Expert mortgage rate forecasts — Updated today
Looking further ahead, Fannie Mae, Freddie Mac and the Mortgage Bankers Association (MBA) each has a team of economists dedicated to monitoring and forecasting what will happen to the economy, the housing sector and mortgage rates.
And here are their rate forecasts for the current quarter (Q4/22) and the first three quarters of next year (Q1/23, Q2/23 and Q3/24).

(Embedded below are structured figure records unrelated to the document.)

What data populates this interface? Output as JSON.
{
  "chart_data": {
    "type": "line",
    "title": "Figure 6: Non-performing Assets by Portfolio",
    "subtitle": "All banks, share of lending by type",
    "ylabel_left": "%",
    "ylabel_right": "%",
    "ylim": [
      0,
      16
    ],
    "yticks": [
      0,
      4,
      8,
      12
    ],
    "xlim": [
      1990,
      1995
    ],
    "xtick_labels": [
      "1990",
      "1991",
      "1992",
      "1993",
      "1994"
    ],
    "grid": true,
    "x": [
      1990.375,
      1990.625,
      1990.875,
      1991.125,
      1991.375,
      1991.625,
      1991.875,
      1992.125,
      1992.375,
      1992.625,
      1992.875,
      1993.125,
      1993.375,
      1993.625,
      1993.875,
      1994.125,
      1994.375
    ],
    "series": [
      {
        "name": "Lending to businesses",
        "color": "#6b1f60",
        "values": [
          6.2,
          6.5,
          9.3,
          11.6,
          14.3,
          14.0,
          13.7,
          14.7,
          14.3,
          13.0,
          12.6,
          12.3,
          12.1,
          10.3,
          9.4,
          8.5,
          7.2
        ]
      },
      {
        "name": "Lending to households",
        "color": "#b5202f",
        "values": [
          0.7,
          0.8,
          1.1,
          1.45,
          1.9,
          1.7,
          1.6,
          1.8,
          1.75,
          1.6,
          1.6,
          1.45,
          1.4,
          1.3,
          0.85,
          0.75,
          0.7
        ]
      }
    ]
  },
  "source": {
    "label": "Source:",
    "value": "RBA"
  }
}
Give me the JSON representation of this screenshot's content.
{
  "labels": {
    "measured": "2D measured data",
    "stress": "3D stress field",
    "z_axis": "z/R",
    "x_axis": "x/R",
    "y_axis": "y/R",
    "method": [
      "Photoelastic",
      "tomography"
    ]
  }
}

The numbers in the table below are for 30-year, fixed-rate mortgages. Fannie’s and the MBA’s forecasts appeared on Dec. 19 and Freddie’s on Oct. 21. Freddie now publishes its forecasts quarterly and its figures can quickly become stale.
Forecaster | Q4/22 | Q1/23 | Q2/23 | Q3/23 |
Fannie Mae | 6.7% | 6.5% | 6.4% | 6.2% |
Freddie Mac | 6.8% | 6.6% | 6.5% | 6.4% |
MBA | 6.6% | 6.2% | 5.6% | 5.4% |
Of course, given so many unknowables, the whole current crop of forecasts might be even more speculative than usual. And their past record for accuracy hasn’t been wildly impressive.
Find your lowest rate today
You should comparison shop widely, no matter what sort of mortgage you want. As federal regulator the Consumer Financial Protection Bureau says:
“Shopping around for your mortgage has the potential to lead to real savings. It may not sound like much, but saving even a quarter of a point in interest on your mortgage saves you thousands of dollars over the life of your loan.”
Mortgage rate methodology
The Mortgage Reports receives rates based on selected criteria from multiple lending partners each day. We arrive at an average rate and APR for each loan type to display in our chart. Because we average an array of rates, it gives you a better idea of what you might find in the marketplace. Furthermore, we average rates for the same loan types. For example, FHA fixed with FHA fixed. The end result is a good snapshot of daily rates and how they change over time.